One of the most frequent decisions to make while writing code for FRR is what
to log, what level to log it at, and when to log it.  Here is a list of
recommendations for these decisions.


printfrr()
----------

``printfrr()`` is FRR's modified version of ``printf()``, designed to make
life easier when printing nontrivial datastructures.  The following variants
are available:

.. c:function:: ssize_t snprintfrr(char *buf, size_t len, const char *fmt, ...)
.. c:function:: ssize_t vsnprintfrr(char *buf, size_t len, const char *fmt, va_list)

   These correspond to ``snprintf``/``vsnprintf``.  If you pass NULL for buf
   or 0 for len, no output is written but the return value is still calculated.

   The return value is always the full length of the output, unconstrained by
   `len`.  It does **not** include the terminating ``\0`` character.  A
   malformed format string can result in a ``-1`` return value.

.. c:function:: ssize_t csnprintfrr(char *buf, size_t len, const char *fmt, ...)
.. c:function:: ssize_t vcsnprintfrr(char *buf, size_t len, const char *fmt, va_list)

   Same as above, but the ``c`` stands for "continue" or "concatenate".  The
   output is appended to the string instead of overwriting it.

.. c:function:: char *asprintfrr(struct memtype *mt, const char *fmt, ...)
.. c:function:: char *vasprintfrr(struct memtype *mt, const char *fmt, va_list)

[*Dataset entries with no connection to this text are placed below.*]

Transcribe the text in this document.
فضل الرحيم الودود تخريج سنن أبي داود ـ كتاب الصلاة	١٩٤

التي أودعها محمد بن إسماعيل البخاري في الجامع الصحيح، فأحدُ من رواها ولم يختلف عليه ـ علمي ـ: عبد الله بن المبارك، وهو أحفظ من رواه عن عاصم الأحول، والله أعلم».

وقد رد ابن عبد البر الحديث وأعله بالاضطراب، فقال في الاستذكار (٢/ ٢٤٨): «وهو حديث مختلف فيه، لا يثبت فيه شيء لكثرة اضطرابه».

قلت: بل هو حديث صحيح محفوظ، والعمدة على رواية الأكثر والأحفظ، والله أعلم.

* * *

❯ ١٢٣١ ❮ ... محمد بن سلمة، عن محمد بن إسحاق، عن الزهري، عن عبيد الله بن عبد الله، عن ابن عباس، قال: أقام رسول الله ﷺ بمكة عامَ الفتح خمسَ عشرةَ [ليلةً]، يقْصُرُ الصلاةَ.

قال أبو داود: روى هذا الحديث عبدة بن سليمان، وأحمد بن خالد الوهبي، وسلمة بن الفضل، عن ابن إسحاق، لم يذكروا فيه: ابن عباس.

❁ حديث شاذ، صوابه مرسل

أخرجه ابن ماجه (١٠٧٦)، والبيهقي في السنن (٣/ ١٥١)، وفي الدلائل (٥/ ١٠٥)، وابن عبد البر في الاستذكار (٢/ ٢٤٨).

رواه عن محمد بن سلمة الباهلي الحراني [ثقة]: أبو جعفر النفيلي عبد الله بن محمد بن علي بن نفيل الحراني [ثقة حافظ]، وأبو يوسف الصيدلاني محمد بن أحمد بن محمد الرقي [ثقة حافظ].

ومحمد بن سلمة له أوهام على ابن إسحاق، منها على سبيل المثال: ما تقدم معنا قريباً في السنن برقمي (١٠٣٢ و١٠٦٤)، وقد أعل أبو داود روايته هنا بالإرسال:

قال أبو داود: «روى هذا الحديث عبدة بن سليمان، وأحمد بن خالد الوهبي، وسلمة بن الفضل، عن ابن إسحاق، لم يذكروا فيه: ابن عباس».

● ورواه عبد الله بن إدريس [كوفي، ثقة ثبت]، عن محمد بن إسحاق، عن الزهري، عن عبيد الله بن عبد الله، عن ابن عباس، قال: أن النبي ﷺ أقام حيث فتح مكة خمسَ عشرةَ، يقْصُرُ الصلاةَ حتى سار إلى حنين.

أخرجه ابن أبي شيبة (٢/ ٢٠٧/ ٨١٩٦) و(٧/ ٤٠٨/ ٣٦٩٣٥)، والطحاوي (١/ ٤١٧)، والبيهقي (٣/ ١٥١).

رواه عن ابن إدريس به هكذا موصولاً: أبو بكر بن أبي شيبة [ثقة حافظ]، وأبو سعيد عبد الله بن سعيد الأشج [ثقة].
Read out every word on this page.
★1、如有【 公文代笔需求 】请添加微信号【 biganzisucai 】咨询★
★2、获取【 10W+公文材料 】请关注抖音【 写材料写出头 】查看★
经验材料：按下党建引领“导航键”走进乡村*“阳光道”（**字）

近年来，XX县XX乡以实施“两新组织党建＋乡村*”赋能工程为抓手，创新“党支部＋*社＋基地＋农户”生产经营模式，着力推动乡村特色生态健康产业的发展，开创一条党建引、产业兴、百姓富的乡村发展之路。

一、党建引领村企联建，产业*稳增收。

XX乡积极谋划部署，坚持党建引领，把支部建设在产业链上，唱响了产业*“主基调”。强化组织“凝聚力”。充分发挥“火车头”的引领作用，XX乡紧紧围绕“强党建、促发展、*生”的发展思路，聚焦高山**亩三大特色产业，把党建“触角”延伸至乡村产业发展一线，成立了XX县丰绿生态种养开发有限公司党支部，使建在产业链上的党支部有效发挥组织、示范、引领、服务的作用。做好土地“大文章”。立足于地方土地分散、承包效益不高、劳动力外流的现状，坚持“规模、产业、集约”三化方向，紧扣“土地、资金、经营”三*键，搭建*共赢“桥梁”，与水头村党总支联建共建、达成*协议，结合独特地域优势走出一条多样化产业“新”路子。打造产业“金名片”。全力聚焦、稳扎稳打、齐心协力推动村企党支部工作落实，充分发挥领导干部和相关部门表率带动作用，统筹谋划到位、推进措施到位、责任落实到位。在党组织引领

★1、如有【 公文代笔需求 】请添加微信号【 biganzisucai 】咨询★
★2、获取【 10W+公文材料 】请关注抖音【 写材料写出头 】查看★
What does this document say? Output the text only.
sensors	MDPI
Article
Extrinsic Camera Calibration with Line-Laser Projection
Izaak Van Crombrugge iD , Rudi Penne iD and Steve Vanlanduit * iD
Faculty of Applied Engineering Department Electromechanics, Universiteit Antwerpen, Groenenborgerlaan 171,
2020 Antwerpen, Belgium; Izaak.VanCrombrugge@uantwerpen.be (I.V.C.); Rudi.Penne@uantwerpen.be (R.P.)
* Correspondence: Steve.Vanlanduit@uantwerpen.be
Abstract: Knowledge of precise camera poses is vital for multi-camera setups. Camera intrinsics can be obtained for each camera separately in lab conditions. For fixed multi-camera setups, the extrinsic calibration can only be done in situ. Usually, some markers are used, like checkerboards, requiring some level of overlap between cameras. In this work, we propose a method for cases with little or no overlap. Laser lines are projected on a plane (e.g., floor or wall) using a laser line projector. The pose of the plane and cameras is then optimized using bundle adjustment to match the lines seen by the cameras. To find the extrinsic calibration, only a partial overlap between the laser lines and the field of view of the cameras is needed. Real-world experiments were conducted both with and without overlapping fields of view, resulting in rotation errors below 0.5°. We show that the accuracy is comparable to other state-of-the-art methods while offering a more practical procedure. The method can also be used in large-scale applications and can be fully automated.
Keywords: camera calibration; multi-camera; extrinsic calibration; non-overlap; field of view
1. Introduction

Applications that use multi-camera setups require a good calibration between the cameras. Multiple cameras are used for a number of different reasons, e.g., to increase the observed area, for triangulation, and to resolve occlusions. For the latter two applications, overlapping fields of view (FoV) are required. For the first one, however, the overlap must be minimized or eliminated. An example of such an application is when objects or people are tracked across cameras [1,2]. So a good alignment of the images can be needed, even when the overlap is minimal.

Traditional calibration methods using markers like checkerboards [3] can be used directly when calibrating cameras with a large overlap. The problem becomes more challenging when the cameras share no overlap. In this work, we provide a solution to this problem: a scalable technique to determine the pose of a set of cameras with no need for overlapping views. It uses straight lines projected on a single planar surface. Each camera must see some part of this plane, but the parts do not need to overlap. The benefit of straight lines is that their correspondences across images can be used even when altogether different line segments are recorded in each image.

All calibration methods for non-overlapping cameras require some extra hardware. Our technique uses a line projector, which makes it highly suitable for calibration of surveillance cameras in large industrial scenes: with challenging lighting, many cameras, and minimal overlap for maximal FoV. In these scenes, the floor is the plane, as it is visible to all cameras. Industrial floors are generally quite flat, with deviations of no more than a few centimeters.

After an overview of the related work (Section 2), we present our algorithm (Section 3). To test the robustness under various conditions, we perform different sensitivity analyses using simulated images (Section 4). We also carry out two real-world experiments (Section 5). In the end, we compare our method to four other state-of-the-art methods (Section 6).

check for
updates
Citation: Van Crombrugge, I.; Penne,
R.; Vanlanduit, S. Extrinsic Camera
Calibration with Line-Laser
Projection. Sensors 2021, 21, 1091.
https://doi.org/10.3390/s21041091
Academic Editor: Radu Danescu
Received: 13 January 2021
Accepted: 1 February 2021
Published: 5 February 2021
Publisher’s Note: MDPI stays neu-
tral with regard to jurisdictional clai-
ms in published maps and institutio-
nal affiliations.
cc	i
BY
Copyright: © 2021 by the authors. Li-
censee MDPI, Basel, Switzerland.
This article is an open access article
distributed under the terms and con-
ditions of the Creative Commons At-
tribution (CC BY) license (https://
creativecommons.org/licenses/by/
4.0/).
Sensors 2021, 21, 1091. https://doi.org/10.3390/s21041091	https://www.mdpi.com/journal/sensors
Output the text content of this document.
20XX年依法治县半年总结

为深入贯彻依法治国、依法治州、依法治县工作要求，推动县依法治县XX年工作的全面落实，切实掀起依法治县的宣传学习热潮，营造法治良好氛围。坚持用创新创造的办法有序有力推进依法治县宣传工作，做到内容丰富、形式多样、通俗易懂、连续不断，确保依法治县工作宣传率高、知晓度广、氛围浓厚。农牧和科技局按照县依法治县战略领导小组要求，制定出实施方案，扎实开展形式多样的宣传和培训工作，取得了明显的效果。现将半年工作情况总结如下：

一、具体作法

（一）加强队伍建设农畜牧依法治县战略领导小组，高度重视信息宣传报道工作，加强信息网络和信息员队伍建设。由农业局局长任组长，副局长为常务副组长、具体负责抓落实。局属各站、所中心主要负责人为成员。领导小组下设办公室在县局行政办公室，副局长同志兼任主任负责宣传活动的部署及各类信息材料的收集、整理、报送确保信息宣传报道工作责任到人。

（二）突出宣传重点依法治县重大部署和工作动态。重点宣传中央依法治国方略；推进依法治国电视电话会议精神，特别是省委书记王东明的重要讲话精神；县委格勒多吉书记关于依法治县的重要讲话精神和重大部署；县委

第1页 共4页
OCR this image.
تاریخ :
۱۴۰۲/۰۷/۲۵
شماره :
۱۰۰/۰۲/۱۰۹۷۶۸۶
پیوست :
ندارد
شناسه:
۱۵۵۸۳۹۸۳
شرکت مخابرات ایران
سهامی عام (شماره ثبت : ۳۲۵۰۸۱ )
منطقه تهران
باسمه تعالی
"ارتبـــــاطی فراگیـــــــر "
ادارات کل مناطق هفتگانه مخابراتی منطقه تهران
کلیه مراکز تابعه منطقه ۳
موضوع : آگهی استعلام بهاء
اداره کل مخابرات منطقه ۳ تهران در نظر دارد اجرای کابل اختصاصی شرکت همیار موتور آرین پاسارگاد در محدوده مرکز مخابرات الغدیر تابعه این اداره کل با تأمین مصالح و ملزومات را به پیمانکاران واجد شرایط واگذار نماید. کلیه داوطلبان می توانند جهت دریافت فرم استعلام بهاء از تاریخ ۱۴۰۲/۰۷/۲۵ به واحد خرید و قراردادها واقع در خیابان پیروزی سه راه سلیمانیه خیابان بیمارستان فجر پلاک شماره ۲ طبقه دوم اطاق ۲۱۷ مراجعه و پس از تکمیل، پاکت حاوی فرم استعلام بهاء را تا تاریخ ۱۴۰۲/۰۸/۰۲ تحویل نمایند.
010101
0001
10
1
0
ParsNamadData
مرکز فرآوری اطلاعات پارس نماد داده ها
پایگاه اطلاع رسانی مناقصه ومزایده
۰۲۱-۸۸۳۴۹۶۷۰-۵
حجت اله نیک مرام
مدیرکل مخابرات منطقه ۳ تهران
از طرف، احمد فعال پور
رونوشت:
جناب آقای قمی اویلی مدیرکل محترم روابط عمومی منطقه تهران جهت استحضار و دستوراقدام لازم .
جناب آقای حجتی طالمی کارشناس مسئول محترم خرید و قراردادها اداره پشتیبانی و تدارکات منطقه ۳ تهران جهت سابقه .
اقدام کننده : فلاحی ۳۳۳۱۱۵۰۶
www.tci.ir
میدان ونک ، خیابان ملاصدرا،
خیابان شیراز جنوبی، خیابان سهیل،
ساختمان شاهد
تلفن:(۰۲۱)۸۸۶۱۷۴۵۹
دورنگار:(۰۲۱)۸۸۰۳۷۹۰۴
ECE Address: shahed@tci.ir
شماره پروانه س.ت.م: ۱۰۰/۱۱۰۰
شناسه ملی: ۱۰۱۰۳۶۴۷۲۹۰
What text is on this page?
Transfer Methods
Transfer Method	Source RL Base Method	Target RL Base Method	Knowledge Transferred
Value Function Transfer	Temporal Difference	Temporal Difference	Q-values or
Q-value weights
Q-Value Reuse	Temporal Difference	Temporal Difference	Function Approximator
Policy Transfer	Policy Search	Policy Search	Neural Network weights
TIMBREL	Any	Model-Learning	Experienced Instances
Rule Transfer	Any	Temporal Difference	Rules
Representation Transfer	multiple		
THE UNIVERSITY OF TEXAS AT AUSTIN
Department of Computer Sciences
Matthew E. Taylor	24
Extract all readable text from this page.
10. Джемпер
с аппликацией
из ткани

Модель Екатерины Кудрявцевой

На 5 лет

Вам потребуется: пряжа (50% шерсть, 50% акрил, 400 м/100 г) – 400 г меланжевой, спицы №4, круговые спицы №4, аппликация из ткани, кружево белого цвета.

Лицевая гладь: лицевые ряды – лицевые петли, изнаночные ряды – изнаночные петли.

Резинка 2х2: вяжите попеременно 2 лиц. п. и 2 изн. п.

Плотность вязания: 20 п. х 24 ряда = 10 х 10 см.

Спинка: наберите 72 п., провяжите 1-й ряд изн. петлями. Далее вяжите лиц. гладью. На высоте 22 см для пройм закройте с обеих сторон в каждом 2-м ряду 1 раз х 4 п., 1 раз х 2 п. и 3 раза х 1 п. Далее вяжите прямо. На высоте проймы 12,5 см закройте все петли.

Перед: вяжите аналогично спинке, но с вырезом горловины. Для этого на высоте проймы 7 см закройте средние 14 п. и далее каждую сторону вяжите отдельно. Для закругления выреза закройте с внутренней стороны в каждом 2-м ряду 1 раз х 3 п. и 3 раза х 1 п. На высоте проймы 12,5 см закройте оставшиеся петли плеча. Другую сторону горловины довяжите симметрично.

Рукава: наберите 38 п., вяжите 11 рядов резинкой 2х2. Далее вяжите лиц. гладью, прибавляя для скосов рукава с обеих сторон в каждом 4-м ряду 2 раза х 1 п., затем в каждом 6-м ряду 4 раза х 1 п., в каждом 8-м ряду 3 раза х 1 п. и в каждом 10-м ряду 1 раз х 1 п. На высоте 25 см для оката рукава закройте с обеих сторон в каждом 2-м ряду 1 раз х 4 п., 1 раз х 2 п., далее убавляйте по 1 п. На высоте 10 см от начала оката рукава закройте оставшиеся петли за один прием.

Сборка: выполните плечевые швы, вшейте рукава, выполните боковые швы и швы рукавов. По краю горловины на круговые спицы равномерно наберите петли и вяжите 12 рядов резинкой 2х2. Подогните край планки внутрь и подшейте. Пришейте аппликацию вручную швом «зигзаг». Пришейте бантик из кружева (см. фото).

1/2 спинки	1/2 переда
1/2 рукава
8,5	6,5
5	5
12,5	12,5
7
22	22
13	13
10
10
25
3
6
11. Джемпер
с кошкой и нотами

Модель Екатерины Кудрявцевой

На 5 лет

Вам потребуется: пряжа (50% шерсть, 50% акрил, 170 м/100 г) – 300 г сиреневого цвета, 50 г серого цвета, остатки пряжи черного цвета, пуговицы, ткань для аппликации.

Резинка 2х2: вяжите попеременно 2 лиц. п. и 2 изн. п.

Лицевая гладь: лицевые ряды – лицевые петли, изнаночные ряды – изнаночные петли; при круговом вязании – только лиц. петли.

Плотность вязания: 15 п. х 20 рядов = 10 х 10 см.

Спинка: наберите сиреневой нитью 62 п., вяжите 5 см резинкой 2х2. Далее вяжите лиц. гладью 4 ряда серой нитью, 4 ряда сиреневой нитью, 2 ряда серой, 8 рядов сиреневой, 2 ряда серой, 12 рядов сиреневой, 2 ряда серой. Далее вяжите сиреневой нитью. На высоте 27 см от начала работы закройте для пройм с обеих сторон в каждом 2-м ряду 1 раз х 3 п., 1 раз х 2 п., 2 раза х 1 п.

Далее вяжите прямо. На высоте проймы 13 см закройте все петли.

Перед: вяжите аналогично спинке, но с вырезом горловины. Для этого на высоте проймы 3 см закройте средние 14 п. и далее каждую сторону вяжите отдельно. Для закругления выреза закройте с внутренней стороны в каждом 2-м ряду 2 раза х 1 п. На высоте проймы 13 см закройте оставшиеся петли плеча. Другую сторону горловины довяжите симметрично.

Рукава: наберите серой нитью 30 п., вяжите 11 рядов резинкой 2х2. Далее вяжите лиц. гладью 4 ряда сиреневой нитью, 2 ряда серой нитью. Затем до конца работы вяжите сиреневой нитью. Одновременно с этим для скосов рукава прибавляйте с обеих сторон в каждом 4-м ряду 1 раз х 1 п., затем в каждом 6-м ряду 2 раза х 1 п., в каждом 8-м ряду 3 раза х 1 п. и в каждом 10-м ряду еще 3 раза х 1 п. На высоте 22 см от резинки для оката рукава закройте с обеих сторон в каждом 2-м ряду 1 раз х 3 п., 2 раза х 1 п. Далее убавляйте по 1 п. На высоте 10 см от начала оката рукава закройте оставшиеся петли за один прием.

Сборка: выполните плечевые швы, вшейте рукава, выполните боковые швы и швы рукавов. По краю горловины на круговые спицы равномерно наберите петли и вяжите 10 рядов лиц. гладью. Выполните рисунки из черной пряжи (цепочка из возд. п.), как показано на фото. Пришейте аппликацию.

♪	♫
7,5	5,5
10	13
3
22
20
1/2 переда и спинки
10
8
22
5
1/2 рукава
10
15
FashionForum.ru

   These functions allocate a dynamic buffer (using MTYPE `mt`) and print to
   that.  If the format string is malformed, they return a copy of the format
   string, so the return value is always non-NULL and always dynamically
   allocated with `mt`.

.. c:function:: char *asnprintfrr(struct memtype *mt, char *buf, size_t len, const char *fmt, ...)
.. c:function:: char *vasnprintfrr(struct memtype *mt, char *buf, size_t len, const char *fmt, va_list)

   This variant tries to use the static buffer provided, but falls back to
   dynamic allocation if it is insufficient.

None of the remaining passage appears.